I use ADGA because it's the gold standard period. Vicki


----------



## Fly to the Moon (Sep 11, 2010)

Thanks! I think that's what I needed to know. So more than likely the goats I eventually get will be registered ADGA?


----------



## NubianSoaps.com (Oct 26, 2007)

In my opinion unless you are going to go with Nigerian Dwarfs, I would only buy goats that are ADGA registered. And Nubians, ADGA Purebreds only. Vicki


----------



## Fly to the Moon (Sep 11, 2010)

I'm still favoring LaManchas - still purebreds only, though. I think it will be a few (ok, a lot of) years before I have the knowledge to crossbreed for improvement. Rather not complicate things for myself at first.

Thanks for the advice!


----------



## wheytogosaanens (Oct 26, 2007)

American LaManchas can actually breed up to Purebred. Plus, there is little if any discrimination amongst LaMancha breeders for American vs. Purebred. (American means registered, but somewhere in the pedigree there may be another breed - and it can be 15-20 generations back, the animal will still be American. That is in most breeds....LaManchas and Sables can actually breed up to Purebred.)

Hope this doesn't confuse you more! LOL


----------



## Fly to the Moon (Sep 11, 2010)

Well, I had read that, so it doesn't really confuse me more than I already was. :lol I just don't want to mess with it with my first goats - I have no idea how I'd manage breeding to preserve whatever the desired characteristic of the crossbreed was, while still breeding towards breed standard, you know? Or maybe you don't know, cause I don't think I know, so how can I talk about it... um. NM. :/


----------



## Little Moon (Dec 29, 2007)

It took me a - while to wrap my brain around American v. Purebred and from what I have seen it really only comes into play with the Nubians. I *think* it has to do with them not being of Swiss origin. As far as LM's go I would just find good healthy animals from respected herds that you like and can afford and go for it - and if you only want registered stock then make sure that is what you get.

You will find that goats are like potato chips . . . you can't have just one.

Good luck,
Anne


edited for typo


----------



## Fly to the Moon (Sep 11, 2010)

> As far as LM's go I would just find good healthy animals from respected herds that you like and can afford and go for it


I'm lucky there seem to be several respected breeders in reasonable driving distance of me, so I should be able to meet goats before buying. I should start emailing a few soon! *eeps in excitement*



> You will find that goats are like potato chips . . . you can't have just one.

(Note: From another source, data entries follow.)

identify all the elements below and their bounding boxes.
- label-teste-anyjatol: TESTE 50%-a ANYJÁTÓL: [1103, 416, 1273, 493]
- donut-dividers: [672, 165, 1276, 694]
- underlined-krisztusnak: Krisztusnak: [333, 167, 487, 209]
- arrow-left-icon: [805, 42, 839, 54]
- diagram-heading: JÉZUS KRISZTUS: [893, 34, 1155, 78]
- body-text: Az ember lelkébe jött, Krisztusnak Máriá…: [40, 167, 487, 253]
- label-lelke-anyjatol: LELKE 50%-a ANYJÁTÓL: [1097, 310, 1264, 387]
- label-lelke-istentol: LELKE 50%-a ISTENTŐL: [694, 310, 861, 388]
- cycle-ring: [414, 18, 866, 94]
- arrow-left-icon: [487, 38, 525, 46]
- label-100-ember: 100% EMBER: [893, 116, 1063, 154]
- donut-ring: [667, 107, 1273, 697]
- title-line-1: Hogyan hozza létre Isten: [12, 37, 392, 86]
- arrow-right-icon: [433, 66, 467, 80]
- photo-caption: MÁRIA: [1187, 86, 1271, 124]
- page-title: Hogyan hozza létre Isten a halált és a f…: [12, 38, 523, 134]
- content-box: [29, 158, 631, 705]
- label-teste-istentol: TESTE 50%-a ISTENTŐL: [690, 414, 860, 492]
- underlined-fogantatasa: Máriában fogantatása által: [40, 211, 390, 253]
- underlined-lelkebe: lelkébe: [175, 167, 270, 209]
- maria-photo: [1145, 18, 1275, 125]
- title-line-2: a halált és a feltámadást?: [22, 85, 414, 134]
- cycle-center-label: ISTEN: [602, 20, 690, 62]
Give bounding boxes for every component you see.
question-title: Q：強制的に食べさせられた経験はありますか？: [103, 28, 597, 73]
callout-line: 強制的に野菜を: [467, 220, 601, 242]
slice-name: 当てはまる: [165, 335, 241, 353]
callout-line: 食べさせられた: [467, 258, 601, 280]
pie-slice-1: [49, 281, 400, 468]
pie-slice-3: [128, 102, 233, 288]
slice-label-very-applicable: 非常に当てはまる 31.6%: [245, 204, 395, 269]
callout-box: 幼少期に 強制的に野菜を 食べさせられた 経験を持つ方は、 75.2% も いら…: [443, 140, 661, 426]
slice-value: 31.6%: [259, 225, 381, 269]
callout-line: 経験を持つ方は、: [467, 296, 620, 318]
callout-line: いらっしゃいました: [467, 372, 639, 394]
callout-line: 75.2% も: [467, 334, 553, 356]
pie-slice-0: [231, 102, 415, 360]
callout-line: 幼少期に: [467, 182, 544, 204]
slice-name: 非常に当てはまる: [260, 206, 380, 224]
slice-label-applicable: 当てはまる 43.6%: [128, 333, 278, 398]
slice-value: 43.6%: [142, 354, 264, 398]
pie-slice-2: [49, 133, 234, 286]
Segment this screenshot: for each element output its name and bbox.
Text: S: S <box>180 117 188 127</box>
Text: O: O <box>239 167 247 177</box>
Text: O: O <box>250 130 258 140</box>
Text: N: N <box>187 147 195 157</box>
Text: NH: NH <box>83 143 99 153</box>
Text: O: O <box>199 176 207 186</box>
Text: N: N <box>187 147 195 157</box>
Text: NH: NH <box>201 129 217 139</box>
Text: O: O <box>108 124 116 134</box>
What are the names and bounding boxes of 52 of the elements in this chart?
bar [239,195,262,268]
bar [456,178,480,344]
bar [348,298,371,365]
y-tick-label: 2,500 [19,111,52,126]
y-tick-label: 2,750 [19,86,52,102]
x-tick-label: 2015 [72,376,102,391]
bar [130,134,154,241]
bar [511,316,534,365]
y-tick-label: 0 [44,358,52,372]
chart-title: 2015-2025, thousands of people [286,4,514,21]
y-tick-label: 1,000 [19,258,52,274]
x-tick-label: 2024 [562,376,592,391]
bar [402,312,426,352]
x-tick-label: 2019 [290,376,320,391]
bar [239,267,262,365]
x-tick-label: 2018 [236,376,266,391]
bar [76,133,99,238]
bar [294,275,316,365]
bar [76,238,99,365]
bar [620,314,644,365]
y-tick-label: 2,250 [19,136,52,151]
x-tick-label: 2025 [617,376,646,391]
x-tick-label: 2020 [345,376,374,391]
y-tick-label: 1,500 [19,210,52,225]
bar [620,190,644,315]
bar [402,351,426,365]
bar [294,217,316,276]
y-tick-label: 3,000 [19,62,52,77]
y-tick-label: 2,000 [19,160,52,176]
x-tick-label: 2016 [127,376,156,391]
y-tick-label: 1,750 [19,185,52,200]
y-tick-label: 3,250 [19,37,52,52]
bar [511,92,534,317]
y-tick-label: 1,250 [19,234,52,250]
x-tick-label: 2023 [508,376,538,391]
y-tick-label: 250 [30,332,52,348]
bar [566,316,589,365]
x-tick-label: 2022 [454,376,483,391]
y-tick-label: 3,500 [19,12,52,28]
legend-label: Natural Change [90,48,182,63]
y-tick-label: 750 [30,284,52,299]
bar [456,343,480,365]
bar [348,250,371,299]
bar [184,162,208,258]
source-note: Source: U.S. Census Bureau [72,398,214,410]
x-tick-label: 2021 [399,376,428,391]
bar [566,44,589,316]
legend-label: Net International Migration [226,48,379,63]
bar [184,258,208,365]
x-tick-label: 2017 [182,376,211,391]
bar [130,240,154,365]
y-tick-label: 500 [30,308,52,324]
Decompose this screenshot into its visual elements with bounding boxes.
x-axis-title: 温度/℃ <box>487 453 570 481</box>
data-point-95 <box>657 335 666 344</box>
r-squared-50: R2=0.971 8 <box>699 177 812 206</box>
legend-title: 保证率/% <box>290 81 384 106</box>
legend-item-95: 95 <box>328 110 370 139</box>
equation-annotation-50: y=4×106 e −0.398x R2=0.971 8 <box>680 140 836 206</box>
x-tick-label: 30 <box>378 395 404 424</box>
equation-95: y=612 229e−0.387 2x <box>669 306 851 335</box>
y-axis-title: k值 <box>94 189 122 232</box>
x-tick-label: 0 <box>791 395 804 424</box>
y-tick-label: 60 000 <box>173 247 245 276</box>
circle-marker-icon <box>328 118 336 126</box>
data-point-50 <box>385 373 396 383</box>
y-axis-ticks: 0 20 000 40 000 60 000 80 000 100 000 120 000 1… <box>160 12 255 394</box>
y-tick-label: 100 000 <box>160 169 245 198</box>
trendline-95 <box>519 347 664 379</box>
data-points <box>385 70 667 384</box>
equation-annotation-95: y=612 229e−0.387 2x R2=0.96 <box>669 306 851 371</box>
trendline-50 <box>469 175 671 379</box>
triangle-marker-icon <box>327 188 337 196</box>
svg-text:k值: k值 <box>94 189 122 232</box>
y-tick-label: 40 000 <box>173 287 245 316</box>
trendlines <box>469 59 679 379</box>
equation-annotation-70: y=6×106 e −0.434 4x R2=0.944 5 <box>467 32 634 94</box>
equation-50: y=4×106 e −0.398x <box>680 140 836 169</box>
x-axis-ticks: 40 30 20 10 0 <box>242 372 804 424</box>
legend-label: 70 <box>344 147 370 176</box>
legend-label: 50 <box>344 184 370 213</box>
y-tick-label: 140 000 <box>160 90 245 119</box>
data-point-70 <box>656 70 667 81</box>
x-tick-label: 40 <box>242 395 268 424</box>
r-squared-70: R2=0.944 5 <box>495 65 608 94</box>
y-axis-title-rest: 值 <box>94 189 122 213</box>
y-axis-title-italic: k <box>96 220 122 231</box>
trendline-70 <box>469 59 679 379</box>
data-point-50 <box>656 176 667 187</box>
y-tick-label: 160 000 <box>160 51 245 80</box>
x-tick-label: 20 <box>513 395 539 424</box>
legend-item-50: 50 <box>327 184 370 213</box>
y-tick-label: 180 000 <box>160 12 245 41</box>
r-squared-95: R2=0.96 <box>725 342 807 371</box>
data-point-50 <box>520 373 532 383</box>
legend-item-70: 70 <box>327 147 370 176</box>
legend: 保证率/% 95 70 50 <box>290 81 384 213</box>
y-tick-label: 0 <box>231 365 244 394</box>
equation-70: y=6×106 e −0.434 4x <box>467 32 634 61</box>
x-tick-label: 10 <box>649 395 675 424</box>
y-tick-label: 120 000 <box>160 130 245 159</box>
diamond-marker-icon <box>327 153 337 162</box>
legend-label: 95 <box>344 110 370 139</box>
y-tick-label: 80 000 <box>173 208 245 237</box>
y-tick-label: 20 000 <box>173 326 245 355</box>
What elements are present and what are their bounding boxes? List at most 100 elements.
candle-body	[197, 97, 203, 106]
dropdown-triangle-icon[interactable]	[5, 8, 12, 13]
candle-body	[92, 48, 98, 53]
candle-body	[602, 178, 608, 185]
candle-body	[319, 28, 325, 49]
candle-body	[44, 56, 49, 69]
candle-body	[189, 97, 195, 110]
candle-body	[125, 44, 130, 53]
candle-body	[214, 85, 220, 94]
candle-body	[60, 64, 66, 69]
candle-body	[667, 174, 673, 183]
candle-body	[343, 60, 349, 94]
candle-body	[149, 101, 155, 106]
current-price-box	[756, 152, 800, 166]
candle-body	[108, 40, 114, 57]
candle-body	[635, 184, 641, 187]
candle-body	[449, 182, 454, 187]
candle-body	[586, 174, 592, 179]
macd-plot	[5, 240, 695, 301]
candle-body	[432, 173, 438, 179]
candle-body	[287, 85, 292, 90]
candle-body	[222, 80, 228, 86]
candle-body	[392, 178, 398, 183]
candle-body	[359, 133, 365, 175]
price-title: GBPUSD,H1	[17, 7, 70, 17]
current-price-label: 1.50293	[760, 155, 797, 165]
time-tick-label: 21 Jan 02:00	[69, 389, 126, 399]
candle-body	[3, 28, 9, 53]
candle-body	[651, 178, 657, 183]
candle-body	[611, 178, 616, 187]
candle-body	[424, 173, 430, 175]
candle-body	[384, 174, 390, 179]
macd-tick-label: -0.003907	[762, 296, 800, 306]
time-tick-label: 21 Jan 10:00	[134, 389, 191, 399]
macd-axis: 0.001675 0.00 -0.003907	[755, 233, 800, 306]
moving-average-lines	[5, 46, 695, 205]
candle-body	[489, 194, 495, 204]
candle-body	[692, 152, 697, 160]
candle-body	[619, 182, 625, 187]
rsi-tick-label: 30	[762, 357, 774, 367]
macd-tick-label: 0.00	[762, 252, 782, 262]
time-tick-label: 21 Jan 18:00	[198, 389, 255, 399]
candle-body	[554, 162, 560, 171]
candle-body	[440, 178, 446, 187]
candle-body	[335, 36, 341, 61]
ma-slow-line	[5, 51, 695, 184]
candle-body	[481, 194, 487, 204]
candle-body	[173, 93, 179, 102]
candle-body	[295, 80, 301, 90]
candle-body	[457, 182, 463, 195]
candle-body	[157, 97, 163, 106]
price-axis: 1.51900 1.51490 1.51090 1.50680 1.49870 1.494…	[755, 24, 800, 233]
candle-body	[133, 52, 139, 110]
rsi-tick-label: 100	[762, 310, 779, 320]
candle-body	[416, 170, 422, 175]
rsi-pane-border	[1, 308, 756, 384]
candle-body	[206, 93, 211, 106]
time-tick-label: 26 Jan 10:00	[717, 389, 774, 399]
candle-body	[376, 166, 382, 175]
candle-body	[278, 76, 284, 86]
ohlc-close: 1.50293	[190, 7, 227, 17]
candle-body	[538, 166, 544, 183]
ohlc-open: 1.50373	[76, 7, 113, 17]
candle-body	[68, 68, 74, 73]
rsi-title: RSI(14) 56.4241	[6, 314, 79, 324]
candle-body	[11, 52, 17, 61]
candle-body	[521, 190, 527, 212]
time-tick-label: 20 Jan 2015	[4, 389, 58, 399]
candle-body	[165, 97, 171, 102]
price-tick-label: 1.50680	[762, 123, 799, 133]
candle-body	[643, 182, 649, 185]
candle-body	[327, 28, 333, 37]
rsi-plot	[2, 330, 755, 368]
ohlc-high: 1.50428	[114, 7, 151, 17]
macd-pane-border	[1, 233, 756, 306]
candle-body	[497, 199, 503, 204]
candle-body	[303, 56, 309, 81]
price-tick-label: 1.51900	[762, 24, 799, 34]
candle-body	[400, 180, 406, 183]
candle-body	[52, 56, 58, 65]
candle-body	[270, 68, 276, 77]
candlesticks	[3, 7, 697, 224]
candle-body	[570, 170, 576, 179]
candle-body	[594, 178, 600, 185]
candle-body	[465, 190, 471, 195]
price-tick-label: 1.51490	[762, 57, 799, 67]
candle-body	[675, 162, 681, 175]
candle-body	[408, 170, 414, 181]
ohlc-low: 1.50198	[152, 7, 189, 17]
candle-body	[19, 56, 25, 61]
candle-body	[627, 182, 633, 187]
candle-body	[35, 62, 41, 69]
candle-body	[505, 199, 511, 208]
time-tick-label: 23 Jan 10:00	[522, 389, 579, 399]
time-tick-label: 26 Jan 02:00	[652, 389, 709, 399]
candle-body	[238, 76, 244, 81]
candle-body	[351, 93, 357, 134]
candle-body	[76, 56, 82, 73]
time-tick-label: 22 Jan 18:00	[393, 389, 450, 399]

Well, um, they are herd animals, so it's better to have a group anyway, right? *innocent look*


----------



## judyvansmith (Apr 2, 2008)

I agree with Vicki...ADGA is the one. I breed Nigerian Dwarfs. I was so confused when I started out about how it should be done. I worked very hard to register my herd name with ADGA, AGS and NDGA....THEN I learned what Vicki just said...ADGA is all you really need. I am still a member of all 3. When I buy a goat that is AGS registered I do the transfer into my name then register the goat with ADGA. I do not buy goats that are just NDGA registered because ADGA will not take their registration and issue ADGA registration. They are not much help to the small farm, no shows close to me in Alabama. If I were close to their shows it might be helpful.
When I sale my kids I give ADGA paper work for their registration. I have also found ADGA to be the easiest to work with, they are way faster than AGS and they respond quickly if you have questions. Most new goat owners do have questions.
Start out with ADGA and enjoy your goats for a while. If you see a need to join AGS you can do that when need arises, if it ever does....good luck !


----------



## Sondra (Oct 25, 2007)

I belonged to AGS when I first was in goats but then changed to ADGA


----------